Choe Seongil olhou novamente para o mar de tochas que irrompia fora da catedral. Não havia saída. Segurou a coronha do seu rifle. Apontou a arma para aqueles que se aglomeravam para tentar destruir a época mais feliz da sua vida e puxou o gatilho. Naquele momento ele era um capataz com colete de couro, soldado do Senhor e filho adotivo de um fazendeiro fanático. Foram Ignacio e Jesus, e não a multidão, que haviam lhe dado seu chicote, suas botas e seu sombrero. Ignacio terminou de rezar, aproximou­-se de Choe Seongil e deu a ele uma cartucheira.

— Quando esses covardes levarem alguns tiros, sairão correndo e gritando pela Virgem Maria e por Jesus. Não se preocupe. Se conseguirem arrombar as portas da catedral, continue atirando.
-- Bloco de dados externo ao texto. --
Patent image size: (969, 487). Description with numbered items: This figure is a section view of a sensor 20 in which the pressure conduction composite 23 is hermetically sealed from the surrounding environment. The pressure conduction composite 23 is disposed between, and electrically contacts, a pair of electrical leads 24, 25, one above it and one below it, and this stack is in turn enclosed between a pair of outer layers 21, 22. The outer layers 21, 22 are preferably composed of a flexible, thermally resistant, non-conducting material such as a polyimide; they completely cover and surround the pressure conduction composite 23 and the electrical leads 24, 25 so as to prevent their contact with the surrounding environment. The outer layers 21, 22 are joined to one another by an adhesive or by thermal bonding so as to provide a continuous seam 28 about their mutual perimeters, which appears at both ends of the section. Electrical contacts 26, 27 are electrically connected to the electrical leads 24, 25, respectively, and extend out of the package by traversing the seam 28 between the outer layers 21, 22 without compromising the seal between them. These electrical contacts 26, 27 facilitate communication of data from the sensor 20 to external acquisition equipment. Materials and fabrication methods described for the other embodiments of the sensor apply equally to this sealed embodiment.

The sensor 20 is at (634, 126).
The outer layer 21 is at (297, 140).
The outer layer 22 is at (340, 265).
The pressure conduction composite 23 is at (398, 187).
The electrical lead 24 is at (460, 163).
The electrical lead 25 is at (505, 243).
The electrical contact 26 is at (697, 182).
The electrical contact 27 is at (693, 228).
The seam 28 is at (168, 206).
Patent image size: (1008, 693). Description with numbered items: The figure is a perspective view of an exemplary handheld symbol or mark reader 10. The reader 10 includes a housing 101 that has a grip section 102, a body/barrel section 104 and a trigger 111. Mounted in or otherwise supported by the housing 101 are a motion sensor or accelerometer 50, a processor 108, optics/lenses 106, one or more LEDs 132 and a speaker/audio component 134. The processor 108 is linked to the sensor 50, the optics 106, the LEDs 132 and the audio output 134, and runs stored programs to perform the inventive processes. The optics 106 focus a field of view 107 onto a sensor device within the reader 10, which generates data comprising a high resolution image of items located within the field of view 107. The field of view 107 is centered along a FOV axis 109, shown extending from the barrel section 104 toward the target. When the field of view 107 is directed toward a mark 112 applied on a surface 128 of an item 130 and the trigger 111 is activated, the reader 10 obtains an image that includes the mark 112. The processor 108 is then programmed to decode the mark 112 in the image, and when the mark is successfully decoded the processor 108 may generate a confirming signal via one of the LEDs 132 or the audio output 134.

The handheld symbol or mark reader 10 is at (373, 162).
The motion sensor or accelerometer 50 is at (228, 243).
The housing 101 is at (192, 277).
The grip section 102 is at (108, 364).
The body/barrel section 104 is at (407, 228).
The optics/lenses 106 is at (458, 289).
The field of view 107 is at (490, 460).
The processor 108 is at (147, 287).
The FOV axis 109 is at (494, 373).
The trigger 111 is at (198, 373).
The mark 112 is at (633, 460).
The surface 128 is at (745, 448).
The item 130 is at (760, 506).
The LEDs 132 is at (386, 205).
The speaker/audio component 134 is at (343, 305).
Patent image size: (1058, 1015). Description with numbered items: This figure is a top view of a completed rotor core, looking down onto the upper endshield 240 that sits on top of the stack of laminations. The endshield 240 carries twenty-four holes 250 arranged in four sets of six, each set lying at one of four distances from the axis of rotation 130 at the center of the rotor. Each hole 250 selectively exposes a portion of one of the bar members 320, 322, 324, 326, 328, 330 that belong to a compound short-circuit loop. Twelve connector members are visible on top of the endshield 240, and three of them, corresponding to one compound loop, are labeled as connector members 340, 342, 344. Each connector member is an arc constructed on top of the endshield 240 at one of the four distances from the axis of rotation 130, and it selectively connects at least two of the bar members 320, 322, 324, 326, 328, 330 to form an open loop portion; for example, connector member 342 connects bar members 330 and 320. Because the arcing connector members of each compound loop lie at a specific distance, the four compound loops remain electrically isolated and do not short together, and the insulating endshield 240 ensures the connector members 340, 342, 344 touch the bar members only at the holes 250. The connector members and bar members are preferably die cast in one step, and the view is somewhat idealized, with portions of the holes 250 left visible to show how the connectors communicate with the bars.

Choe Seongil rezou com sinceridade pela primeira vez.

— Jesus, na realidade eu não o conheço. Mas tudo isso aconteceu por sua causa, então, por favor, me ajude.

Bum!

— Ráááá!

Um tronco que fez as vezes de aríete destruiu a porta principal da catedral e centenas de pessoas começaram a entrar como água jorrando por entre a ruptura de uma represa. Os cruzados latifundiários puxaram seus gatilhos em uníssono, mas quem estava no fundo não sabia da carnificina que estava acontecendo na frente e continuou avançando. Não importava em quantos eles atirassem, não parecia fazer diferença. Como no quadro de David, A intervenção das sabinas, a multidão pulava os corpos caídos e corria para dentro da igreja com estrondo. A única diferença é que não havia mulheres com os seios de fora. Os cruzados de pele morena recuaram para o nível mais alto do altar e do coro e atiraram, mas a multidão que atacava era muito mais rápida.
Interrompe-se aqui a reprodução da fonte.